Disadvantage (like ATI STEAM) is thats vendoe specific - CUDA app runs only on NVIDIA , and ATI STEAM (no OS X) only on ATI GPUS. OpenCL should be universal. Until now its not, because ATI gpus have trouble with OpenCL.
OpenCL main difference to CUDA + ATI STEAM is, that OpenCL part of the App is compiled at runtime ! So The dev must NOT
compile that for an specific gpu. The openCL Source will compiled for the specific gpu the OpenCL framework finds at runtime.
But OpenCL has indeed also some things to code to optimize the source for the complete different (in features+speed) gpus.
So OpenCL has great feature but is more work (also brain work) to get an big bandwith of really universal gpu computing.

hys17
10-17-2009, 12:24 AM
I passed all the test except the VolumeRender.Here's the content of the txt file:


/Users/xxx/Downloads/OpenCL_Bench_SET_V2/from Nvidia Sources/VolumeRender_OpenCL/oclVolumeRender Starting...

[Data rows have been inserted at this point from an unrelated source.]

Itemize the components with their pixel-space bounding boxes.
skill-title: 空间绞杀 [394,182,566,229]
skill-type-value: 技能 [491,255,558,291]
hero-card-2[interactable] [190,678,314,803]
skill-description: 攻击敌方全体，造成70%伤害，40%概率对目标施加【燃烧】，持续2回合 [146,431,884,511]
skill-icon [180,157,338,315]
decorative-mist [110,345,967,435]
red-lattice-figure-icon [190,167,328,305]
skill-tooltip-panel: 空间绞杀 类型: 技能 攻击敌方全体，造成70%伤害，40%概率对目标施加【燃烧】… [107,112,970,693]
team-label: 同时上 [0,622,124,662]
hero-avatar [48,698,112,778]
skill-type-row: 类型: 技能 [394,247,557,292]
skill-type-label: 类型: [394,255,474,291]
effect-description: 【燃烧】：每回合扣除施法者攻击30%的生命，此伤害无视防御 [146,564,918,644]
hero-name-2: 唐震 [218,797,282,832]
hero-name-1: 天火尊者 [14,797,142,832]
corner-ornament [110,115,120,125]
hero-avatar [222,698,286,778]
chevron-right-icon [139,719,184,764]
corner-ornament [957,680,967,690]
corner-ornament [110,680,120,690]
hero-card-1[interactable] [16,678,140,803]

Press '=' and '-' to change density
']' and '[' to change brightness
';' and ''' to modify transfer function offset
'.' and ',' to modify transfer function scale

CL_DEVICE_VENDOR: NVIDIA
CL_DEVICE_NAME: GeForce GTX 280
CL_DRIVER_VERSION: CLH 1.0
CL_DEVICE_TYPE: CL_DEVICE_TYPE_GPU
CL_DEVICE_MAX_COMPUTE_UNITS: 240
CL_DEVICE_MAX_WORK_ITEM_DIMENSIONS: 3
CL_DEVICE_MAX_WORK_ITEM_SIZES: 512 / 512 / 64
CL_DEVICE_MAX_WORK_GROUP_SIZE: 512
CL_DEVICE_MAX_CLOCK_FREQUENCY: 1350 MHz
CL_DEVICE_ADDRESS_BITS: 32
CL_DEVICE_IMAGE_SUPPORT: 1
CL_DEVICE_MAX_READ_IMAGE_ARGS: 128
CL_DEVICE_MAX_WRITE_IMAGE_ARGS: 8
CL_DEVICE_IMAGE_MAX_WIDTH: 2d width 8192, 2d height 8192, 3d width 2048, 3d height 2048, 3d depth 2048
CL_DEVICE_MAX_MEM_ALLOC_SIZE: 256 MByte
CL_DEVICE_GLOBAL_MEM_SIZE: 1024 MByte
CL_DEVICE_ERROR_CORRECTION_SUPPORT: no
CL_DEVICE_LOCAL_MEM_TYPE: local
CL_DEVICE_LOCAL_MEM_SIZE: 16 KByte
CL_DEVICE_MAX_CONSTANT_BUFFER_SIZE: 64 KByte
CL_DEVICE_QUEUE_PROPERTIES: CL_QUEUE_PROFILING_ENABLE
CL_DEVICE_EXTENSIONS:
cl_khr_byte_addressable_store
cl_khr_global_int32_base_atomics
cl_khr_global_int32_extended_atomics
cl_APPLE_gl_sharing
cl_APPLE_SetMemObjectDestructor
cl_APPLE_ContextLoggingFunctions
cl_khr_local_int32_base_atomics
cl_khr_local_int32_extended_atomics
CL_DEVICE_PREFERRED_VECTOR_WIDTH: char 1, short 1, int 1, long 1, float 1, double 0


!!! Error # 0 at line 161 , in file oclVolumeRender.cpp !!!


Starting Cleanup...

TEST FAILED !!!...

oclVolumeRender.exe Exiting...
Press <Enter> to Quit


Is it because it's [from Nvidia Sources]?so the test doesn't work with unofficially supported GPU?